Misunderstanding the Atonement

 In his autobiography, Finney records his opportunity to debate with a Universalist while he was still in his ministerial training. His teacher was ill and Finney stood in, ostensibly to defend orthodoxy. Finney writes,

I delivered two lectures upon the atonement. In these I think I fully succeeded in showing that the atonement did not consist in the literal payment of the debt of sinners, in the sense in which the Universalist maintained; that it simply rendered the salvation of all men possible, and did not of itself lay God under the obligation to save anybody; that it was not true that Christ suffered just what those for whom he died deserved to suffer; that no such thing as that was taught in the Bible, and no such thing was true; that, on the contrary, Christ died simply to remove an insurmountable obstacle out of the way of God’s forgiving sinners, so as to render it possible for him to proclaim a universal amnesty, inviting all men to repent, to believe in Christ, and to accept salvation that instead of having satisfied retributive justice, and borne just what sinners deserve, Christ had only satisfied public justice, by honoring the law, both in his obedience and death, thus rendering it safe for God to pardon sin, to pardon the sins of any man and of all men who would repent and believe in him.
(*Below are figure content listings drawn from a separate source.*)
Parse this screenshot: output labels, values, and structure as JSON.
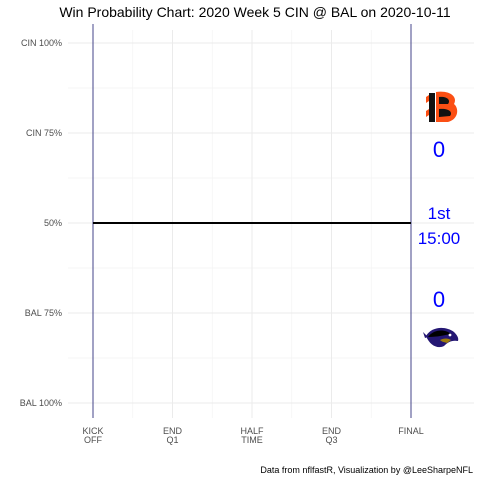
{
  "chart_data": {
    "type": "line",
    "title": "Win Probability Chart: 2020 Week 5 CIN @ BAL on 2020-10-11",
    "caption": "Data from nflfastR, Visualization by @LeeSharpeNFL",
    "x_ticks": [
      {
        "pos": 0,
        "label": [
          "KICK",
          "OFF"
        ]
      },
      {
        "pos": 1,
        "label": [
          "END",
          "Q1"
        ]
      },
      {
        "pos": 2,
        "label": [
          "HALF",
          "TIME"
        ]
      },
      {
        "pos": 3,
        "label": [
          "END",
          "Q3"
        ]
      },
      {
        "pos": 4,
        "label": [
          "FINAL"
        ]
      }
    ],
    "y_ticks": [
      {
        "value": 1.0,
        "label": "CIN 100%"
      },
      {
        "value": 0.75,
        "label": "CIN 75%"
      },
      {
        "value": 0.5,
        "label": "50%"
      },
      {
        "value": 0.25,
        "label": "BAL 75%"
      },
      {
        "value": 0.0,
        "label": "BAL 100%"
      }
    ],
    "xlim": [
      0,
      4.75
    ],
    "ylim": [
      0,
      1
    ],
    "series": [
      {
        "x": [
          0,
          4
        ],
        "y": [
          0.5,
          0.5
        ]
      }
    ],
    "vertical_lines": [
      0,
      4
    ],
    "away_team": {
      "abbr": "CIN",
      "score": "0",
      "logo": "bengals-logo",
      "color": "#fb4f14"
    },
    "home_team": {
      "abbr": "BAL",
      "score": "0",
      "logo": "ravens-logo",
      "color": "#241773"
    },
    "game_clock": {
      "quarter": "1st",
      "time": "15:00"
    }
  }
}
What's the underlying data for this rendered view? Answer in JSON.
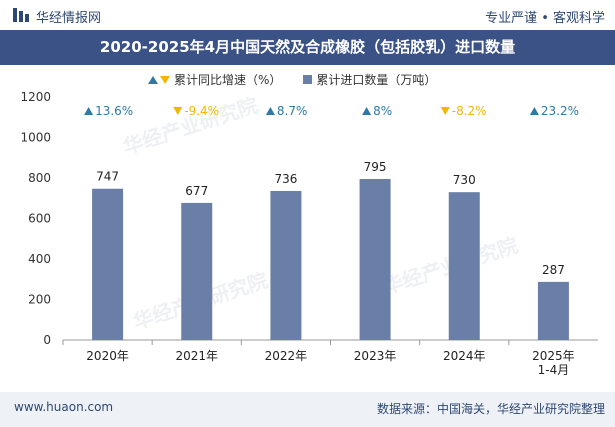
{
  "header": {
    "brand": "华经情报网",
    "tagline": "专业严谨 • 客观科学"
  },
  "title": "2020-2025年4月中国天然及合成橡胶（包括胶乳）进口数量",
  "legend": {
    "growth": "累计同比增速（%）",
    "volume": "累计进口数量（万吨）"
  },
  "footer": {
    "site": "www.huaon.com",
    "source": "数据来源：中国海关，华经产业研究院整理"
  },
  "watermark": "华经产业研究院",
  "colors": {
    "bar": "#6a7fa8",
    "up": "#2e79a6",
    "down": "#f3b700",
    "title_bg": "#3b5286"
  },
  "chart_data": {
    "type": "bar",
    "categories": [
      "2020年",
      "2021年",
      "2022年",
      "2023年",
      "2024年",
      "2025年\n1-4月"
    ],
    "series": [
      {
        "name": "累计进口数量（万吨）",
        "values": [
          747,
          677,
          736,
          795,
          730,
          287
        ]
      },
      {
        "name": "累计同比增速（%）",
        "values": [
          13.6,
          -9.4,
          8.7,
          8,
          -8.2,
          23.2
        ]
      }
    ],
    "growth_labels": [
      "13.6%",
      "-9.4%",
      "8.7%",
      "8%",
      "-8.2%",
      "23.2%"
    ],
    "yticks": [
      0,
      200,
      400,
      600,
      800,
      1000,
      1200
    ],
    "ylim": [
      0,
      1200
    ],
    "grid": false,
    "legend_position": "top"
  }
}
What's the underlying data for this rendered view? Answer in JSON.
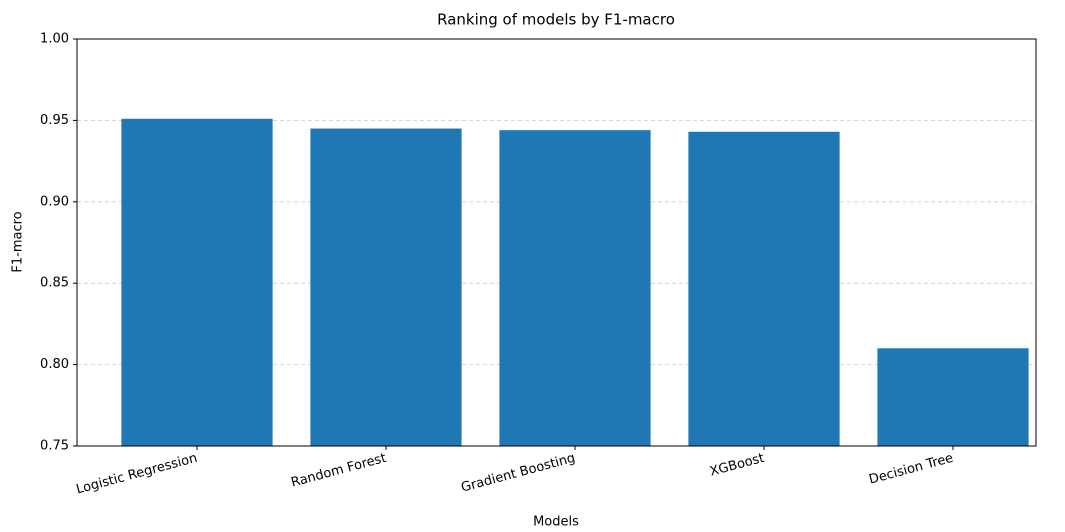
{
  "chart_data": {
    "type": "bar",
    "subtitle": "Ranking of models by F1-macro",
    "x_label": "Models",
    "y_label": "F1-macro",
    "categories": [
      "Logistic Regression",
      "Random Forest",
      "Gradient Boosting",
      "XGBoost",
      "Decision Tree"
    ],
    "values": [
      0.951,
      0.945,
      0.944,
      0.943,
      0.81
    ],
    "color": "#1f77b4",
    "ylim": [
      0.75,
      1.0
    ],
    "yticks": [
      0.75,
      {
        "value": 0.8,
        "label": "0.80"
      },
      0.85,
      {
        "value": 0.9,
        "label": "0.90"
      },
      0.95,
      {
        "value": 1.0,
        "label": "1.00"
      }
    ],
    "grid": true
  }
}
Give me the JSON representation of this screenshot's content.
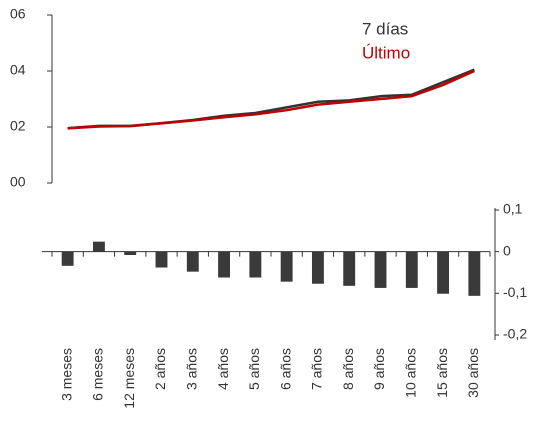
{
  "chart_data": [
    {
      "type": "line",
      "series": [
        {
          "name": "7 días",
          "color": "#333333",
          "values": [
            0.196,
            0.204,
            0.204,
            0.214,
            0.225,
            0.24,
            0.25,
            0.27,
            0.29,
            0.295,
            0.31,
            0.315,
            0.36,
            0.405
          ]
        },
        {
          "name": "Último",
          "color": "#c00000",
          "values": [
            0.195,
            0.202,
            0.203,
            0.213,
            0.223,
            0.235,
            0.245,
            0.26,
            0.28,
            0.29,
            0.3,
            0.31,
            0.35,
            0.4
          ]
        }
      ],
      "ylim": [
        0,
        0.6
      ],
      "yticks": [
        {
          "value": 0,
          "label": "00"
        },
        {
          "value": 0.2,
          "label": "02"
        },
        {
          "value": 0.4,
          "label": "04"
        },
        {
          "value": 0.6,
          "label": "06"
        }
      ],
      "legend": "upper right"
    },
    {
      "type": "bar",
      "categories": [
        "3 meses",
        "6 meses",
        "12 meses",
        "2 años",
        "3 años",
        "4 años",
        "5 años",
        "6 años",
        "7 años",
        "8 años",
        "9 años",
        "10 años",
        "15 años",
        "30 años"
      ],
      "values": [
        -0.034,
        0.024,
        -0.008,
        -0.038,
        -0.048,
        -0.062,
        -0.062,
        -0.072,
        -0.077,
        -0.082,
        -0.087,
        -0.087,
        -0.101,
        -0.106
      ],
      "color": "#3a3a3a",
      "ylim": [
        -0.2,
        0.1
      ],
      "yticks": [
        {
          "value": 0.1,
          "label": "0,1"
        },
        0,
        {
          "value": -0.1,
          "label": "-0,1"
        },
        {
          "value": -0.2,
          "label": "-0,2"
        }
      ],
      "y_axis_position": "right"
    }
  ]
}
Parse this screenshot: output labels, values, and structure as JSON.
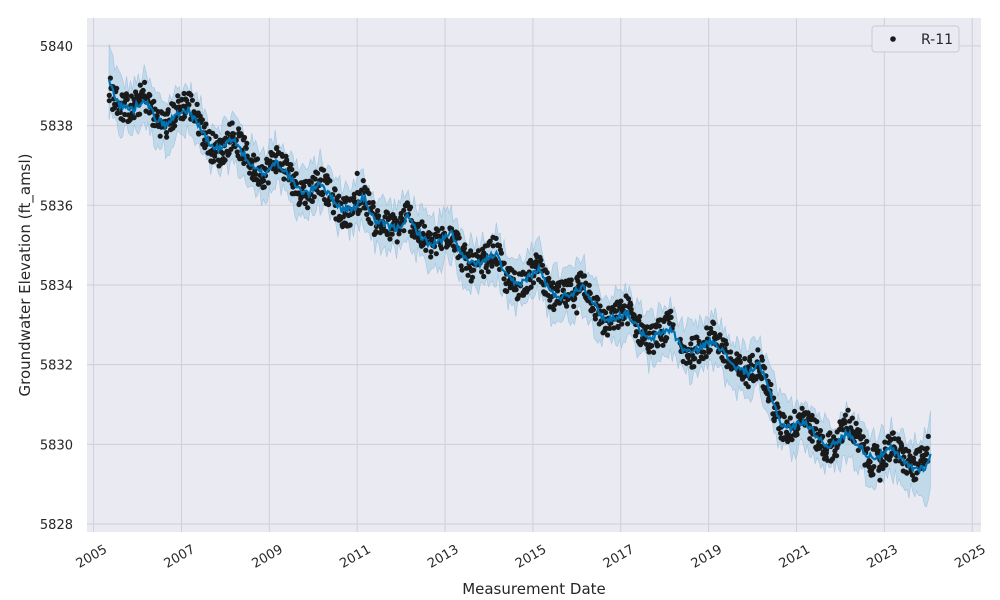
{
  "chart_data": {
    "type": "line",
    "title": "",
    "xlabel": "Measurement Date",
    "ylabel": "Groundwater Elevation (ft_amsl)",
    "xlim": [
      2004.85,
      2025.2
    ],
    "ylim": [
      5827.8,
      5840.7
    ],
    "x_ticks": [
      "2005",
      "2007",
      "2009",
      "2011",
      "2013",
      "2015",
      "2017",
      "2019",
      "2021",
      "2023",
      "2025"
    ],
    "y_ticks": [
      "5828",
      "5830",
      "5832",
      "5834",
      "5836",
      "5838",
      "5840"
    ],
    "grid": true,
    "legend": {
      "position": "top-right",
      "entries": [
        "R-11"
      ]
    },
    "colors": {
      "plot_background": "#eaeaf2",
      "grid": "#cfcfd8",
      "observed_points": "#1a1a1a",
      "forecast_line": "#0072b2",
      "uncertainty_band": "#9ecae1"
    },
    "series": [
      {
        "name": "R-11",
        "kind": "observed",
        "x": [
          2005.35,
          2005.6,
          2005.9,
          2006.15,
          2006.4,
          2006.65,
          2006.9,
          2007.15,
          2007.4,
          2007.65,
          2007.9,
          2008.15,
          2008.4,
          2008.65,
          2008.9,
          2009.15,
          2009.4,
          2009.65,
          2009.9,
          2010.15,
          2010.4,
          2010.65,
          2010.9,
          2011.15,
          2011.4,
          2011.65,
          2011.9,
          2012.15,
          2012.4,
          2012.65,
          2012.9,
          2013.15,
          2013.4,
          2013.65,
          2013.9,
          2014.15,
          2014.4,
          2014.65,
          2014.9,
          2015.15,
          2015.4,
          2015.65,
          2015.9,
          2016.15,
          2016.4,
          2016.65,
          2016.9,
          2017.15,
          2017.4,
          2017.65,
          2017.9,
          2018.15,
          2018.4,
          2018.65,
          2018.9,
          2019.15,
          2019.4,
          2019.65,
          2019.9,
          2020.15,
          2020.4,
          2020.65,
          2020.9,
          2021.15,
          2021.4,
          2021.65,
          2021.9,
          2022.15,
          2022.4,
          2022.65,
          2022.9,
          2023.15,
          2023.4,
          2023.65,
          2023.9
        ],
        "y": [
          5838.9,
          5838.5,
          5838.4,
          5838.8,
          5838.2,
          5838.0,
          5838.4,
          5838.6,
          5838.1,
          5837.5,
          5837.3,
          5837.8,
          5837.4,
          5836.9,
          5836.8,
          5837.2,
          5836.9,
          5836.4,
          5836.3,
          5836.7,
          5836.2,
          5835.8,
          5835.9,
          5836.3,
          5835.6,
          5835.5,
          5835.4,
          5835.8,
          5835.3,
          5835.0,
          5835.1,
          5835.4,
          5834.7,
          5834.4,
          5834.6,
          5834.9,
          5834.1,
          5834.0,
          5834.2,
          5834.5,
          5833.7,
          5833.7,
          5833.8,
          5834.1,
          5833.5,
          5833.0,
          5833.2,
          5833.4,
          5832.9,
          5832.6,
          5832.8,
          5833.0,
          5832.3,
          5832.3,
          5832.5,
          5832.8,
          5832.2,
          5831.9,
          5831.8,
          5832.1,
          5831.2,
          5830.4,
          5830.4,
          5830.8,
          5830.3,
          5829.9,
          5830.0,
          5830.6,
          5830.1,
          5829.6,
          5829.6,
          5830.0,
          5829.7,
          5829.4,
          5829.6
        ]
      },
      {
        "kind": "forecast",
        "x": [
          2005.35,
          2005.6,
          2005.9,
          2006.15,
          2006.4,
          2006.65,
          2006.9,
          2007.15,
          2007.4,
          2007.65,
          2007.9,
          2008.15,
          2008.4,
          2008.65,
          2008.9,
          2009.15,
          2009.4,
          2009.65,
          2009.9,
          2010.15,
          2010.4,
          2010.65,
          2010.9,
          2011.15,
          2011.4,
          2011.65,
          2011.9,
          2012.15,
          2012.4,
          2012.65,
          2012.9,
          2013.15,
          2013.4,
          2013.65,
          2013.9,
          2014.15,
          2014.4,
          2014.65,
          2014.9,
          2015.15,
          2015.4,
          2015.65,
          2015.9,
          2016.15,
          2016.4,
          2016.65,
          2016.9,
          2017.15,
          2017.4,
          2017.65,
          2017.9,
          2018.15,
          2018.4,
          2018.65,
          2018.9,
          2019.15,
          2019.4,
          2019.65,
          2019.9,
          2020.15,
          2020.4,
          2020.65,
          2020.9,
          2021.15,
          2021.4,
          2021.65,
          2021.9,
          2022.15,
          2022.4,
          2022.65,
          2022.9,
          2023.15,
          2023.4,
          2023.65,
          2023.9,
          2024.05
        ],
        "y": [
          5839.1,
          5838.5,
          5838.4,
          5838.7,
          5838.2,
          5838.0,
          5838.3,
          5838.4,
          5838.0,
          5837.5,
          5837.4,
          5837.7,
          5837.3,
          5836.9,
          5836.8,
          5837.1,
          5836.8,
          5836.4,
          5836.3,
          5836.6,
          5836.2,
          5835.9,
          5835.9,
          5836.2,
          5835.6,
          5835.5,
          5835.4,
          5835.7,
          5835.3,
          5835.0,
          5835.1,
          5835.3,
          5834.7,
          5834.5,
          5834.6,
          5834.8,
          5834.2,
          5834.0,
          5834.2,
          5834.4,
          5833.8,
          5833.7,
          5833.8,
          5834.0,
          5833.5,
          5833.1,
          5833.2,
          5833.3,
          5832.9,
          5832.6,
          5832.8,
          5832.9,
          5832.4,
          5832.3,
          5832.5,
          5832.6,
          5832.2,
          5831.9,
          5831.8,
          5832.0,
          5831.3,
          5830.5,
          5830.4,
          5830.6,
          5830.3,
          5830.0,
          5830.0,
          5830.3,
          5830.0,
          5829.7,
          5829.7,
          5829.9,
          5829.6,
          5829.4,
          5829.4,
          5829.7
        ],
        "band_halfwidth": 0.6
      }
    ]
  }
}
I maintained that Christ, in his atonement, merely did that which was necessary as a condition of the forgiveness of sin; and not that which cancelled sin, in the sense of literally paying for the indebtedness of sinners. (Charles G. Finney, Charles G. Finney: An Autobiography [Westwood, N. J.: Barbour Books], 38)

Finney rejected the notion of election, divine calling, and substitutionary atonement in Christ’s death on the cross.

In truth, Christ’s death on the cross as a human in human form was only necessary because it is substitutionary. If all Christ did was make possible salvation in a general way, it could have as simply been done by fiat as by self-sacrifice. Without extending this post with further discussion on the atonement, it is clear that Christ came as a redeemer not as an enabler. Even taking a thematic view of Scripture, rather than pursuing a verse by verse defense, it does not seem that Finney’s perspective on the atonement is helpful. In short, even without accepting a fully Calvinistic theological paradigm, Finney’s reasoning seems better suited to win an argument against Universalism than to be considered biblically faithful.

An Unsound Foundation for Evangelicalism

 In all this, I am not making the claim that Finney was not converted, nor that he did not have a profound impact on many people. Finney preached a form of the gospel that enabled many to come to faith in Christ through repentance of sin. He was also instrumental, as Dayton and Strong rightly argue, in ending the evils of American slavery.  All of these things could have been, and were otherwise, done while still maintaining doctrinal integrity.

 By basing their image of historic evangelicalism on individuals on the fringe of orthodoxy, more subject to their culture than to Scripture, Dayton and Strong have undermined their own case.

 In fact, most of the organizations and theological movements cited in this volume have tended to cut their mooring to Christian orthodoxy in the years since Finney’s influence. Wheaton University has maintained fidelity to its evangelical doctrine. On the other hand, the Salvation Army is no longer concerned with salvation in any meaningful sense. Oberlin College, where Finney was president, is no longer distinctly Christian.

The track record of Finney’s theology demonstrates a failure to thrive in the long term. In the first generation, the theological content is assumed, in the second it is unknown, and by the third it is rejected.

This should point present day evangelicals toward the need to be active in pursuing social justice while adamant about maintaining the doctrinal orthodoxy of our Christian heritage.